Start each step with an imperative, such as “Enter”, “Click”, “Select”, etc. When you start each step with an imperative, you are providing the user with clear cues on the required action for each step.

The example below starts each step with an imperative that describes the individual step.

  1. Double-click in the header. The header is highlighted for editing.
  2. Highlight the text you want to change and type the replacement text.
  3. Click Close Header and Footer in the ribbon after editing.

Ensure that the user does something in each step

You should avoid writing a system response as an individual step.

The incorrect example below includes a step in a procedure and a system response to the step.  But in the second step, the user is not doing something.

  1. On the Project menu, choose Open Project.
  2. The Open dialog window displays.

Instead, you should write the system response in the same step that initiates the system response.

  1. On the Project menu, choose Open Project. The Open dialog window displays.

Use graphics when needed

Simple instructions may not require graphics. But without any visual cues, users may have trouble in following the steps. Graphics can guide users through a task and help users to be sure that they are on the right track.

  • Try to include “just enough” graphics without disturbing the steps in the task. Use graphics as needed to help the user understand a step in a task.
  • Avoid including too many graphics since they can interrupt the flow of the content.
  • Do not use graphics as decoration. Use them only to support the steps in the task.
  • Add graphics immediately below the corresponding step in the task.
  • Use screenshots when you need to point to a specific part of the interface.

In the example below, the graphic helps the user to visualize the task.

To change the page orientation in Word:

  1. Click the Layout tab.
  2. Click Orientation in the Page Setup group.
    Change orientation
  3. Choose either Landscape or Portrait.

Test the instructions

Once you have written your instructions and carefully proofread the text, you might think your work is done. Right? Wrong! You should also test the instructions by asking testers to try and follow your instructions. You will likely be surprised when you try out the instructions on others.

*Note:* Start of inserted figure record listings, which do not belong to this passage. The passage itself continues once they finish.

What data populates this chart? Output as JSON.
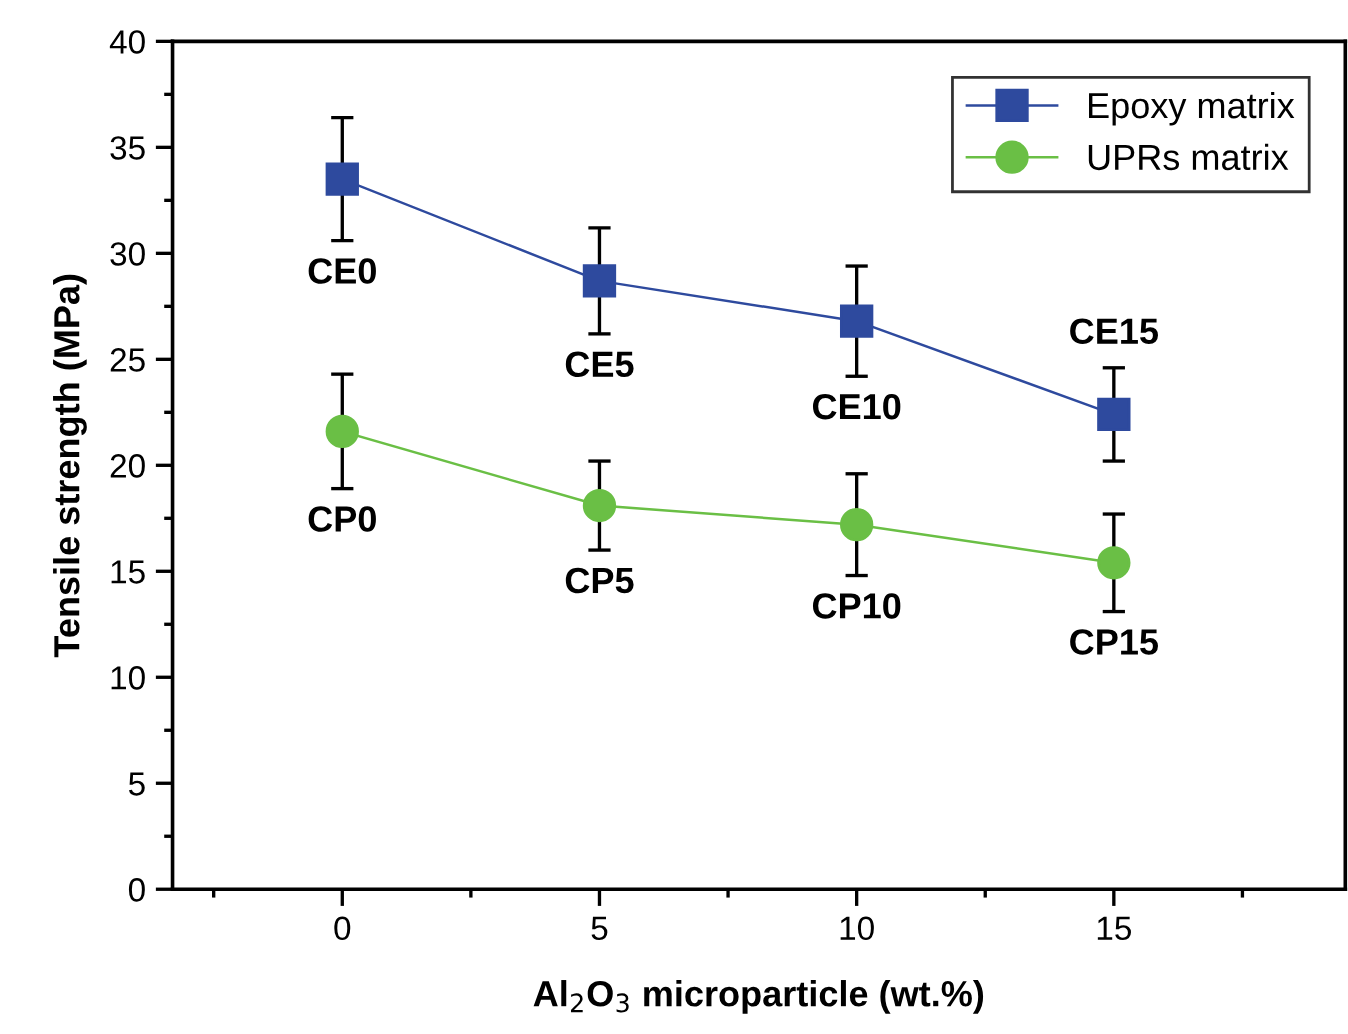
{
  "chart_data": {
    "type": "line",
    "xlabel": "Al$_{2}$O$_{3}$ microparticle (wt.%)",
    "ylabel": "Tensile strength (MPa)",
    "x": [
      0,
      5,
      10,
      15
    ],
    "series": [
      {
        "name": "Epoxy matrix",
        "color": "#2e4a9e",
        "marker": "square",
        "values": [
          33.5,
          28.7,
          26.8,
          22.4
        ],
        "errors": [
          2.9,
          2.5,
          2.6,
          2.2
        ]
      },
      {
        "name": "UPRs matrix",
        "color": "#6abf45",
        "marker": "circle",
        "values": [
          21.6,
          18.1,
          17.2,
          15.4
        ],
        "errors": [
          2.7,
          2.1,
          2.4,
          2.3
        ]
      }
    ],
    "annotations": [
      {
        "text": "CE0",
        "x": 0,
        "y": 33.5
      },
      {
        "text": "CE5",
        "x": 5,
        "y": 28.7
      },
      {
        "text": "CE10",
        "x": 10,
        "y": 26.8
      },
      {
        "text": "CE15",
        "x": 15,
        "y": 22.4
      },
      {
        "text": "CP0",
        "x": 0,
        "y": 21.6
      },
      {
        "text": "CP5",
        "x": 5,
        "y": 18.1
      },
      {
        "text": "CP10",
        "x": 10,
        "y": 17.2
      },
      {
        "text": "CP15",
        "x": 15,
        "y": 15.4
      }
    ],
    "xlim": [
      -3.3,
      19.5
    ],
    "xticks": [
      0,
      5,
      10,
      15
    ],
    "ylim": [
      0,
      40
    ],
    "yticks": [
      0,
      5,
      10,
      15,
      20,
      25,
      30,
      35,
      40
    ],
    "grid": false,
    "legend": "top right",
    "line_style": "solid"
  }
}
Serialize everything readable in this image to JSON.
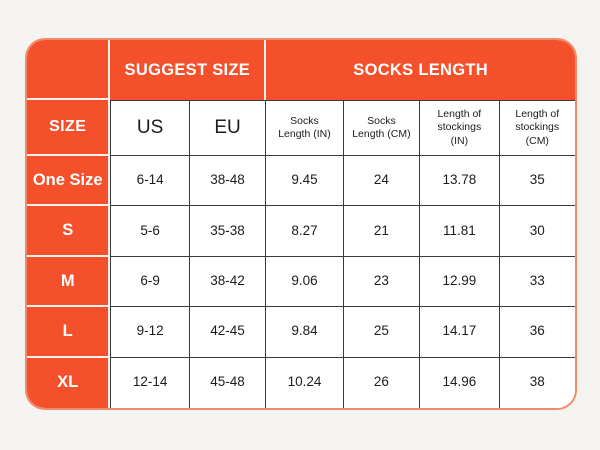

You could conduct a full usability test, but even simple testing using the think-aloud protocol can give you valuable feedback. When you test instructions, you ask the tester to follow the steps in the instructions and think aloud as he/she is doing the task. Simple testing can help you to identify where users might run into difficulty.

If you don’t have access to any users for testing, you can also test the instructions yourself. After completing the instructions, set them aside for a day or two so you can look at them with a fresh eye. Then follow the steps in the instructions. While this isn’t ideal, it may help you to see where your instructions are missing important information.